Rio has a strong art scene with several quirky and fascinating artists. It also has a strong street art culture with names such as Marcelo Eco, Joana Cesar, Marcio SWK, and Marcelo Ment painting the streets with vibrant and thoughtful imagery. One of the most famous works of street art is by Eduardo Kobra who painted the world’s largest street mural in the downtown region near to the port. The mural, which stretches to 190 metres (623 feet) in length, is a collection of indigenous portraits. There are also several art galleries and museums to visit in Rio de Janeiro such as the Museum of Modern Art (MAM), the National Museum of Fine Arts, and the Niteroi Contemporary Art Museum.
Carnival in Rio de Janeiro is famous for samba, the city’s most representative music. However, Rio is home to several other genres of Brazilian music such as Carioca funk, an edgy, rap-like music that grew from Rio’s favela and is accompanied by a funk dance that is a lot like twerking. There are also several venues to watch live music that showcase the very best of Brazilian music such as forró, pagode, sertanejo, MPB (Brazilian pop music), Brazilian rock, and choro. Some of the best places to go in Rio to see live local music include Rio Scenarium in Lapa, Circo Voador in Lapa, and Mercado das Pulgas in Santa Teresa where you can see live roda de samba, which is like a live samba jamming session among a group of samba musicians.

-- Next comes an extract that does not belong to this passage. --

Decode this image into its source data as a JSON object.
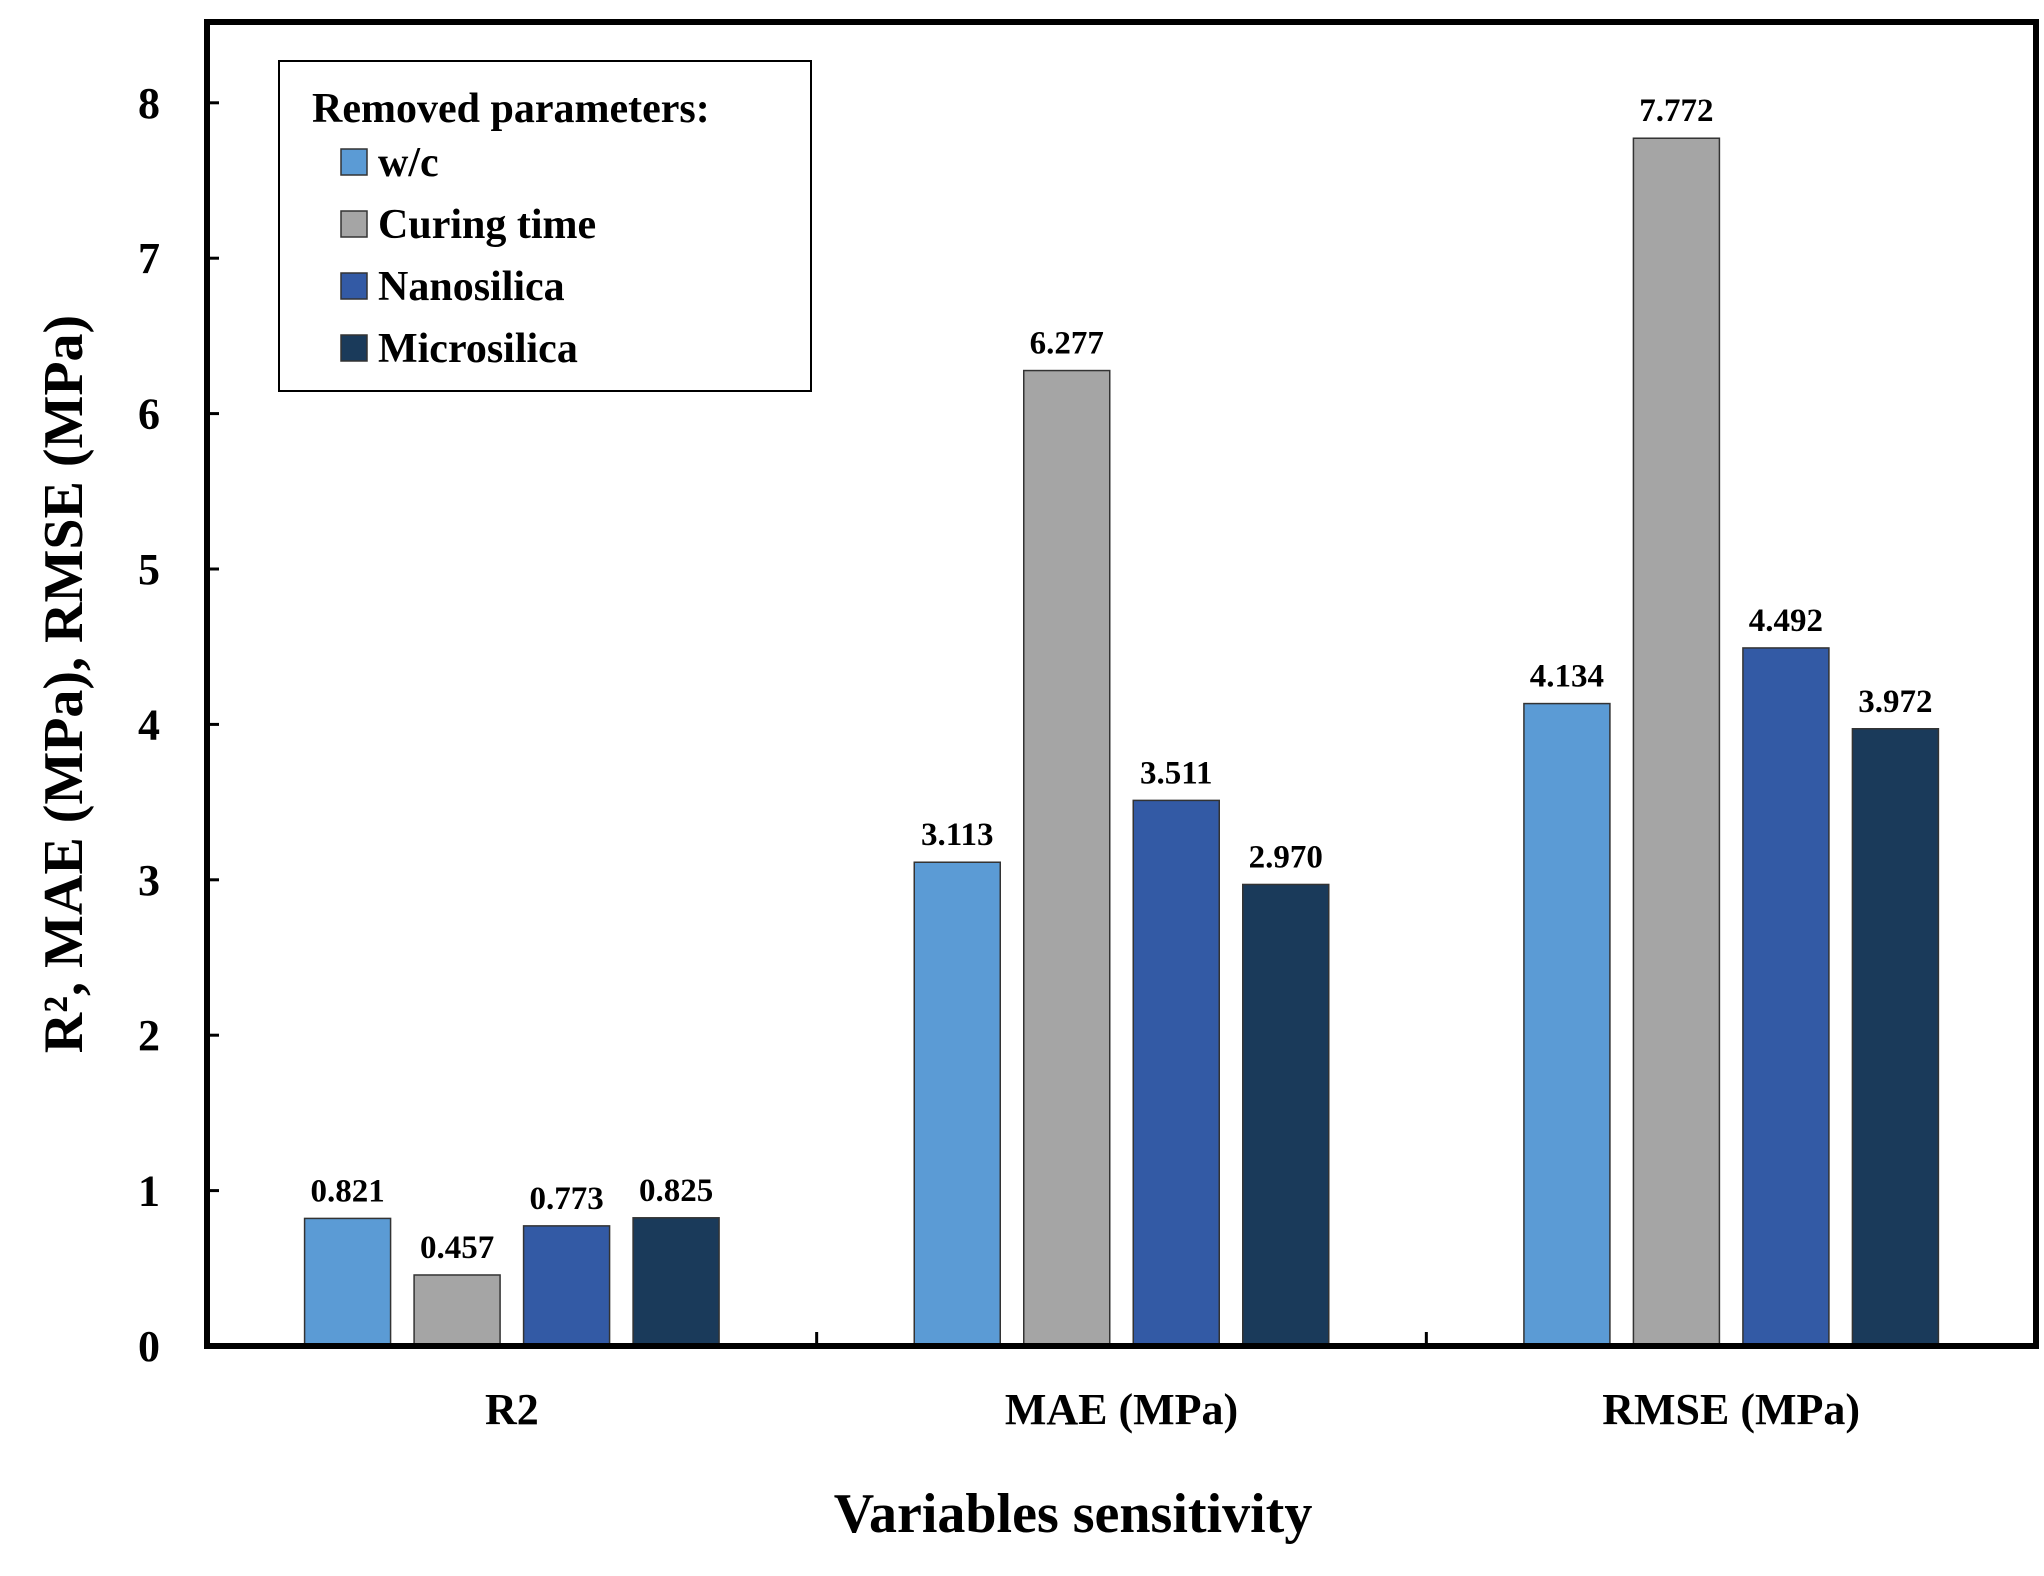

Rio de Janeiro has some of the most famous landmarks and attractions in the world that are open all year round. The most famous in Brazil is the Christ the Redeemer statue which can be accessed by van, by train, or by hiking. The statue stands on top of the Corcovado mountain and offers panoramic views over the city, the Atlantic forest and the gorgeous Guanabara Bay. Another famous landmark is the Pão de Açucar, otherwise known as Sugarloaf mountain. To get there, the most common way is simply taking the cable car to the top, although rock climbing to the summit is an option too. The most rewarding time to go is for the sunset.